Dark matter is stuff that can't be seen, touched, smelled or in any other way sensed, but is assumed to exist because nothing else explains a certain observation.

Now, ask what dark energy is.

PPihkala
5 / 5 (2) May 23, 2009
SOUNDS MORE LIKE RELIGION THAN SCIENCE

Have you ever heard of people practizing religion who are keen to measure anything about it? These scientists have made advances in their measurement of distances to supernovas and want to make more. And any progress helps to better define the phenomena we currently call dark matter.

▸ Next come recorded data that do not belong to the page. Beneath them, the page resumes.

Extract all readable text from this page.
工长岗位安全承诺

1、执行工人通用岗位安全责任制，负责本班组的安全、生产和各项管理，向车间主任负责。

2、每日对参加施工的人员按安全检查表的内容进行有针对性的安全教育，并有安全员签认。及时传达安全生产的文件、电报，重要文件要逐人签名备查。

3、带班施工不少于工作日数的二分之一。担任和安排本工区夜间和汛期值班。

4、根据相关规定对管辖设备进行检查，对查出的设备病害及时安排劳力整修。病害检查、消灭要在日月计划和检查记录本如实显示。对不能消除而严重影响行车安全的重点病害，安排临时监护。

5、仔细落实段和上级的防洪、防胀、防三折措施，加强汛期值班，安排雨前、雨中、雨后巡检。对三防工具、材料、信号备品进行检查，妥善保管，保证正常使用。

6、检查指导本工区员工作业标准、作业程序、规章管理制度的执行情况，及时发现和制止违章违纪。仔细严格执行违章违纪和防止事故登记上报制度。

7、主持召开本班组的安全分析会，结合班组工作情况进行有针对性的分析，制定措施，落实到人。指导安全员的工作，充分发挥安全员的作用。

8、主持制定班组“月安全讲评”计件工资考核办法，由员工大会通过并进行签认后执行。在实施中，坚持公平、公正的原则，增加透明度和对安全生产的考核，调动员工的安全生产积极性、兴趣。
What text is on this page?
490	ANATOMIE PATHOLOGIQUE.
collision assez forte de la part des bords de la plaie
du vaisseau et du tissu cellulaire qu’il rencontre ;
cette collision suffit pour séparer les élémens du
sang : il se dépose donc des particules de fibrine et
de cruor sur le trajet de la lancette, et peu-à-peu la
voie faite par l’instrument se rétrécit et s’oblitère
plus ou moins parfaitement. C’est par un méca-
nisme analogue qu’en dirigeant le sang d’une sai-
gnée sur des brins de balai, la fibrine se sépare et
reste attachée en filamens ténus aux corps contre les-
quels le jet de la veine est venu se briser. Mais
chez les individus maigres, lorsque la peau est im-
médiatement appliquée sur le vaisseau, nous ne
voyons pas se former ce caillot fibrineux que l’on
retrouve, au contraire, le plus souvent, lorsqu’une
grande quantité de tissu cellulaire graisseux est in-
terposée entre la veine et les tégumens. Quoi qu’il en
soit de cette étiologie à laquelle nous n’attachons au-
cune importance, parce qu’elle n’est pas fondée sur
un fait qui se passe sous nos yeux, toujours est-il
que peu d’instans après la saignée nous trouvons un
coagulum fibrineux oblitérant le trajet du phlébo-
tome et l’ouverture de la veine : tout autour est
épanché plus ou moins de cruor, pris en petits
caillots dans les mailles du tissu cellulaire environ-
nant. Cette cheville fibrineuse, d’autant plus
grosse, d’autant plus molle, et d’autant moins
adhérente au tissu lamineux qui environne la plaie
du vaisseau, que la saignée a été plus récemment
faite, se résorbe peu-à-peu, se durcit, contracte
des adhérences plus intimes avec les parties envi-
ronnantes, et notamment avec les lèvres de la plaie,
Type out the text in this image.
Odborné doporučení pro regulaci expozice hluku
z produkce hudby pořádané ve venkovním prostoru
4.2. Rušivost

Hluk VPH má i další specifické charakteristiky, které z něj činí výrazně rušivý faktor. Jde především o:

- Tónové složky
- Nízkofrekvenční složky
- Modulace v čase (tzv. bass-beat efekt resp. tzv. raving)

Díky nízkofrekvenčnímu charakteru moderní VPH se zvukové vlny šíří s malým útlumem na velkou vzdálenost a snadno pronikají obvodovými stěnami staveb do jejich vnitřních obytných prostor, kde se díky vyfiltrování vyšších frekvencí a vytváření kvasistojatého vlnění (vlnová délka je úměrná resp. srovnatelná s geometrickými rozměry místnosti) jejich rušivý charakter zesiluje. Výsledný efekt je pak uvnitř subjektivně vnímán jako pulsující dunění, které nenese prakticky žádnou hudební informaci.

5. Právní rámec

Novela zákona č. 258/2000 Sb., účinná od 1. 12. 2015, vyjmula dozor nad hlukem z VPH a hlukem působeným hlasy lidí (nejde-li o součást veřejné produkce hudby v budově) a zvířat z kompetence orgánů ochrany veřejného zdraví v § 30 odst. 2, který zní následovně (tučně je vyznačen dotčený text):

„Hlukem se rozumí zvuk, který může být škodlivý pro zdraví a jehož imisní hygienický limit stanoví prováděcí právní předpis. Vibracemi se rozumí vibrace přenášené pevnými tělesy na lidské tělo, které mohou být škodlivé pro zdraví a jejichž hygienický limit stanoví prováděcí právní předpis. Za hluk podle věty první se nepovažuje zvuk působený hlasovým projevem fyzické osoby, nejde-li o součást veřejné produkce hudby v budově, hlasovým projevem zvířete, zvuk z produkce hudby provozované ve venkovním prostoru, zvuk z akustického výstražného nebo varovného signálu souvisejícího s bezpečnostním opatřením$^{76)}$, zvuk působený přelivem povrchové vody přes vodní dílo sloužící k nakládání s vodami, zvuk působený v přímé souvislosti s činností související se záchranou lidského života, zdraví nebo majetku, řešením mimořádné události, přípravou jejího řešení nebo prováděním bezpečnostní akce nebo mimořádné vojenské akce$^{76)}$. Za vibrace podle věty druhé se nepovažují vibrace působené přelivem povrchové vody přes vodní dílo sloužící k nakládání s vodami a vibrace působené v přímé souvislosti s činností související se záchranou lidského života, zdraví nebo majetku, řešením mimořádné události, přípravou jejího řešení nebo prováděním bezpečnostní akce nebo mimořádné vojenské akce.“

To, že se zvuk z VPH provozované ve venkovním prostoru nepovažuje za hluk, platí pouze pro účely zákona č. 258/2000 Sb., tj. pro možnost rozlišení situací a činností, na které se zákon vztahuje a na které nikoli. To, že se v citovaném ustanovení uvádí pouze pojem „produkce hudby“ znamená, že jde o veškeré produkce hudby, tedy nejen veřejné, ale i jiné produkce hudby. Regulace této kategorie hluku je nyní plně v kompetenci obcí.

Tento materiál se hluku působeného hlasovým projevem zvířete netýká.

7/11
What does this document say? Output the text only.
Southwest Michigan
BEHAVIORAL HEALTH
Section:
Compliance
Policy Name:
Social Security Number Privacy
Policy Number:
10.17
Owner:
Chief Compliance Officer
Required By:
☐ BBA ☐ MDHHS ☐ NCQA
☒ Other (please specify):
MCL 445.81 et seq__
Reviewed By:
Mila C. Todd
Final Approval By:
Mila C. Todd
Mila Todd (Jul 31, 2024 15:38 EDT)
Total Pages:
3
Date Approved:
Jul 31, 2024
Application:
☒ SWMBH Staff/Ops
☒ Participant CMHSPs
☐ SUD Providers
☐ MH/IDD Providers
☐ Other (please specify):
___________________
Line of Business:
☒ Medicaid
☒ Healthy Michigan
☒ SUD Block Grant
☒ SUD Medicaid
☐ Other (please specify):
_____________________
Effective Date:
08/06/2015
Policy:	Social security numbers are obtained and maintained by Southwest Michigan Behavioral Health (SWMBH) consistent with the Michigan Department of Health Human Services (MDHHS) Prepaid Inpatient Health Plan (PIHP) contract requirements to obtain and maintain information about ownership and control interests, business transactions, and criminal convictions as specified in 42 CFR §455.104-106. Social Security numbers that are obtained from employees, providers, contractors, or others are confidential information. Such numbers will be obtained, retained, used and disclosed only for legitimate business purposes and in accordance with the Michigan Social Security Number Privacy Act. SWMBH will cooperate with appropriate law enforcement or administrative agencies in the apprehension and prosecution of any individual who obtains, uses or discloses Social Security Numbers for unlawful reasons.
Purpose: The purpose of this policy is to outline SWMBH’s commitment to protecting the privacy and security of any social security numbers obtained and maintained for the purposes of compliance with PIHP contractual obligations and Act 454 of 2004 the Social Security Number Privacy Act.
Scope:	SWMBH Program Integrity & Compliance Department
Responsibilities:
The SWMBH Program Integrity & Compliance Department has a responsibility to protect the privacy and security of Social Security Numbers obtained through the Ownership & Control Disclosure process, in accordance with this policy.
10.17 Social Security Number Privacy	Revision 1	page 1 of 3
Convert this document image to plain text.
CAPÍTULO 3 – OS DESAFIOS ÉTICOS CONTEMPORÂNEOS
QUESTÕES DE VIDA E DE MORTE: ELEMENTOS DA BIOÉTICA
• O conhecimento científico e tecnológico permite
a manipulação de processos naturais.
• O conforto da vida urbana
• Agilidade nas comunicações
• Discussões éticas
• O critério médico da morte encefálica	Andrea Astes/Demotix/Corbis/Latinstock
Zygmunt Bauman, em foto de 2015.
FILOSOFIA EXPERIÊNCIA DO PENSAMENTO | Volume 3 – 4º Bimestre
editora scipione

Maybe some day we will know the reason for this phenomena, which may as well eliminate the need for it as a hypothesis.
Slotin
1 / 5 (2) May 23, 2009
..ask what dark energy is..
A surface tension effect of gravity field gradient, the vacuum around massive galaxies behaves like sparse bubbles or mercury droplets, which repels mutually at distance.

http://aetherwave...ter.html

dark matter itself can be explained in many ways
omatumr
1 / 5 (2) May 23, 2009
RELIGION OR SCIENCE?

SOUNDS MORE LIKE RELIGION THAN SCIENCE


Have you ever heard of people practizing religion who are keen to measure anything about it? . . . Maybe some day we will know the reason for this phenomena, which may as well eliminate the need for it as a hypothesis.


Yes, that would advance science.

I saw no evidence of Dark Energy in experimental data from precise, space-age measurements of variations in:

a.) Abundances of elements and isotopes in the solar system, and

b.) Rest masses of the 3,000 different types of atoms that comprise the entire VISIBLE universe.

The nuclear rest mass data are here:
http://tinyurl.com/2otxps

With kind regards,
Oliver K. Manuel
http://myprofile....anuelo09
Au-Pu
1 / 5 (1) May 23, 2009
"They" haven't discovered dark energy.
So far it remains a superstitious explanation for what they need but cannot find.
An explanation for the otherwise unexplainable.
Or if you prefer, as omatumr (above) suggested, its the religious solution.
If they do find it and prove and quantify it, then it will move into the realm of scientific reality.